Murphy continually displayed her versatile acting skills playing the main role of a befuddled, overworked, frustrated replacement stage manager, as well as supporting roles including a crew of pompous, egotistical and drug addicted actors and the original stage manager who had a nervous breakdown and is in the “looney bin” since working with this particular troupe of actors.
Murphy easily made use of the relatively small stage area in City Cinema that is normally used as a film screening venue. The play had a universal appeal akin to reading a gossip column depicting the lives of celebrities, and the audience, which was mostly made up of actors and theatre enthusiasts, gave the performance a positive reception.
How I Broke Into Showbiz was a “read play,” in which Murphy carried and read notes from a spiral bound notebook, moving seamlessly from one character portrayal to another without fumbling over the written words or the dramatic characterization changes. Murphy said of the unconventional format after the show “I thought it would be easier to do a read play, but it was actually harder.”

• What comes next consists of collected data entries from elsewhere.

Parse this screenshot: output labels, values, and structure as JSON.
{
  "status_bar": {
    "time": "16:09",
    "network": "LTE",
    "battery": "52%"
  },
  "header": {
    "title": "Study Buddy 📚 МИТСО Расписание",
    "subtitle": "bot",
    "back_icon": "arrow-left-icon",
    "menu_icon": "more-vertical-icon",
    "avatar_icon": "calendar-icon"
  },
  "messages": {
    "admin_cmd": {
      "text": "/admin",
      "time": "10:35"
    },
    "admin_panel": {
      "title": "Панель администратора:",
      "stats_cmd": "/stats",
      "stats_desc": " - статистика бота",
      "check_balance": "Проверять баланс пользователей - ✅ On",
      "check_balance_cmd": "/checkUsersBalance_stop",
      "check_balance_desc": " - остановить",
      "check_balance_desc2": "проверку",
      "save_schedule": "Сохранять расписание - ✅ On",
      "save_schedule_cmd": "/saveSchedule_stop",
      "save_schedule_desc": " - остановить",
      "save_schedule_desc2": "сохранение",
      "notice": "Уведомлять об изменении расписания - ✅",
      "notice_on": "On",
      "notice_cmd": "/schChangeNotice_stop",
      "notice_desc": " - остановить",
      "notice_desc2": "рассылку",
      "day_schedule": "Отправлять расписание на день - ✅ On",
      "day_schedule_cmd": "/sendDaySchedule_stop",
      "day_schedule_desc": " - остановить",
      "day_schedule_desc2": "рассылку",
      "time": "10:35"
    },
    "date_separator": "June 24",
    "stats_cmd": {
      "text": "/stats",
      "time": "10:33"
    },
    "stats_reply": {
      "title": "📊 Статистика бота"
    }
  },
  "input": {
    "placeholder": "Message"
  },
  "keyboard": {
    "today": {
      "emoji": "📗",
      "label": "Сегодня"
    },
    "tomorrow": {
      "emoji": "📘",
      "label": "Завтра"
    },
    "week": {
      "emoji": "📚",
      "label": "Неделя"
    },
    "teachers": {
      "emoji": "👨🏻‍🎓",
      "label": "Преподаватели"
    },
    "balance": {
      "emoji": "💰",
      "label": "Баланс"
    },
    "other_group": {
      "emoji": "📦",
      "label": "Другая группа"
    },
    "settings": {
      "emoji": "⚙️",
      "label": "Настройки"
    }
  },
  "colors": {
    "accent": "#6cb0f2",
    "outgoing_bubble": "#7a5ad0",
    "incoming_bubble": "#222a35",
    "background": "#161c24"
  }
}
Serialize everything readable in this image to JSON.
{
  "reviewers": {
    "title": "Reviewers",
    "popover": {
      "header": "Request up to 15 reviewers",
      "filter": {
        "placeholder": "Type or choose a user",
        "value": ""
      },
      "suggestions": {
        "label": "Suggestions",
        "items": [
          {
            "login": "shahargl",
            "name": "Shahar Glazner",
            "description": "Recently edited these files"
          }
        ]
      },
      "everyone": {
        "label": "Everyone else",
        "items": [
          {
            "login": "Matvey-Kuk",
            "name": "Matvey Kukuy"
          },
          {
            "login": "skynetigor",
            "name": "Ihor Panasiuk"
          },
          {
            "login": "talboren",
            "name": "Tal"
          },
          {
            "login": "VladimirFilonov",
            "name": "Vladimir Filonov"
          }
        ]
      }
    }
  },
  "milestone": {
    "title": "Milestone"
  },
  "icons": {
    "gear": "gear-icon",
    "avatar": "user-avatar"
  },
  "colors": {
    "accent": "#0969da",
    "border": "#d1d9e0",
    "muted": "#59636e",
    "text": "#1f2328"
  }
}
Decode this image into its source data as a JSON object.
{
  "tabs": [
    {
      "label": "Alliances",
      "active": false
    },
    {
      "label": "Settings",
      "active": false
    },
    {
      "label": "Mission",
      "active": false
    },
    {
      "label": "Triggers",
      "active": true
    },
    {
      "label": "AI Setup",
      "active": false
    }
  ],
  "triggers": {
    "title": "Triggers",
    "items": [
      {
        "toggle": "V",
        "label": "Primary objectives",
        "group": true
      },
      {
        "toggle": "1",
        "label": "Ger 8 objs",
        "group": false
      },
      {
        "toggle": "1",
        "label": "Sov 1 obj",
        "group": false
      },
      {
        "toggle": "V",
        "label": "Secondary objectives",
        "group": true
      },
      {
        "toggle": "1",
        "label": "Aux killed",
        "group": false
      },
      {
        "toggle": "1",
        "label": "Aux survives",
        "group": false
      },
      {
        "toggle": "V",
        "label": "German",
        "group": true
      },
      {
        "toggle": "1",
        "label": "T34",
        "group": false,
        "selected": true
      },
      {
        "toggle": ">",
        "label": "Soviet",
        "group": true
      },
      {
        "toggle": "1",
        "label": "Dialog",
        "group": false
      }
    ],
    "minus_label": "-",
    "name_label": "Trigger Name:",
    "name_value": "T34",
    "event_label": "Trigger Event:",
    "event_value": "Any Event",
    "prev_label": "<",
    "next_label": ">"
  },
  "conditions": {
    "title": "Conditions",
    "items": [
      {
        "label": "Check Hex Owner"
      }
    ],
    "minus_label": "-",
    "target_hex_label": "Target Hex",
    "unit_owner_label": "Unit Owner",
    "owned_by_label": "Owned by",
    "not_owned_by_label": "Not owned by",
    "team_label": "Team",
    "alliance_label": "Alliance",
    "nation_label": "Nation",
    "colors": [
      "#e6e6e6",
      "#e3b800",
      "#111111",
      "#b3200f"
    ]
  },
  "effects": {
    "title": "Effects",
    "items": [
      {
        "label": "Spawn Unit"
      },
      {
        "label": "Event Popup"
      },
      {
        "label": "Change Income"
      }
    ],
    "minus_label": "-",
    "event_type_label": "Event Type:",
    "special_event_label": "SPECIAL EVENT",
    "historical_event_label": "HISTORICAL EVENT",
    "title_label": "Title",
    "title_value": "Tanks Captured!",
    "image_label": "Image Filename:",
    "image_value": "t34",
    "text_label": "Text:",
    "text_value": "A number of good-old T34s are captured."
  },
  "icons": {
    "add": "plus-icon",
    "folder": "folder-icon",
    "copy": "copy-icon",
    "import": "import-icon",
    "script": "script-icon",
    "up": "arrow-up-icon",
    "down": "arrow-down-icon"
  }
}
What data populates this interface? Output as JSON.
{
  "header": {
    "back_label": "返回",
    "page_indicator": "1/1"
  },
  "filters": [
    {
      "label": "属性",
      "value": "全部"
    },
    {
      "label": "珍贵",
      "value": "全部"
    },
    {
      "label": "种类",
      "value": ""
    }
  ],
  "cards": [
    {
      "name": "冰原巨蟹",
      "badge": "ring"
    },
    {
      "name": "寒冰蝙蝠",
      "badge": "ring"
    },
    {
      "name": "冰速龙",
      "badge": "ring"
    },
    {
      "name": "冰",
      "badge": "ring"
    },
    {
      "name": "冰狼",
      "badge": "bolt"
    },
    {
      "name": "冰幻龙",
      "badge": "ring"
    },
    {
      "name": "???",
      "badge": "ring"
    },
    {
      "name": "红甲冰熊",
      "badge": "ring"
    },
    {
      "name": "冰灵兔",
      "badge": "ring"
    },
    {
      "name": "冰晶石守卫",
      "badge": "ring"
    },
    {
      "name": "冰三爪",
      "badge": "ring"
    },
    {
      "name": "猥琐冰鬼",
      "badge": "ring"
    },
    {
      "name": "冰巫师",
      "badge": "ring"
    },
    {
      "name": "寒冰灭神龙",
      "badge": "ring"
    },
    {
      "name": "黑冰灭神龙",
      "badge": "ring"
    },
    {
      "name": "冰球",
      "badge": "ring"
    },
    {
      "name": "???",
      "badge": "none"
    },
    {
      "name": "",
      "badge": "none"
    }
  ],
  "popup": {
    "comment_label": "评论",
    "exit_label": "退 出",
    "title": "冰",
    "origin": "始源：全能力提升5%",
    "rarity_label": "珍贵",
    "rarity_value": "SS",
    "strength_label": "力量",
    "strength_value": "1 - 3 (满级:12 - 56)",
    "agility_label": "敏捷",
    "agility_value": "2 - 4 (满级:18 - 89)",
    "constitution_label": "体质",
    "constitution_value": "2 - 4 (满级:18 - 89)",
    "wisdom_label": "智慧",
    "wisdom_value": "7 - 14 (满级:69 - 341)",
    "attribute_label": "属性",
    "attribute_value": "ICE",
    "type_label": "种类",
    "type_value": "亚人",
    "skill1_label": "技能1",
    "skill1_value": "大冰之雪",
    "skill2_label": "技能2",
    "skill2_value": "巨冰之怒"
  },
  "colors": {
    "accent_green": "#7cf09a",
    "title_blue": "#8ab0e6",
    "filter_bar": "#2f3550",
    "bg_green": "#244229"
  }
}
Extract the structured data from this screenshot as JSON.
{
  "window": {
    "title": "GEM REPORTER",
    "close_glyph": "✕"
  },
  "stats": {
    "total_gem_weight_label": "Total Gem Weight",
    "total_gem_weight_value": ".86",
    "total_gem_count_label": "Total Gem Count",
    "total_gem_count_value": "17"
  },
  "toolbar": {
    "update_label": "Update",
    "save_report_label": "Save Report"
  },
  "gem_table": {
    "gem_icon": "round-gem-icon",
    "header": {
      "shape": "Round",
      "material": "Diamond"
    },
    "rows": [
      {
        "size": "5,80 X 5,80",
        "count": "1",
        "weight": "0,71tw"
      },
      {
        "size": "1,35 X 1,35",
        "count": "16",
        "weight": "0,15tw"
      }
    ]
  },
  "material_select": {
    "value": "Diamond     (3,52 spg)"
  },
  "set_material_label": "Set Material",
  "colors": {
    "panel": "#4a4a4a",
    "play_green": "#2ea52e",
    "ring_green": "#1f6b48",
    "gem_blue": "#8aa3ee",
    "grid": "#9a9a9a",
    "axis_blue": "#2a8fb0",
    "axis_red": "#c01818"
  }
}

Lorne Elliott stated that the goal of the Charlottetown performances was to “see if an audience wants to spend time with the characters.” He described the enthusiastic Charlottetown audience as similar to a test subject, hoping to gain the appropriate feedback from their response as to what works and what doesn’t work in the context of the play and to use this information to do some “nipping and tucking” until the performance meets both his and the audience’s approval. Once refined, Elliott intends to try the play in larger cities.
Lorne Elliott is a highly celebrated Canadian comedian, actor, playwright and director who has produced multiple plays in Prince Edward Island and is well known as the host of his own CBC radio comedy series Madly Off In All Directions for the past 10 seasons.
Laurie Murphy is a poet, actor, comedian, singer and producer of theatre based productions including the outdoor Shakespeare Play in the Park Inc.
City Cinema is a gem of a theatre that plays a rare variety of films including classics, foreign titles, animé and other non-mainstream features that is tucked away at 64 King Street in Charlottetown.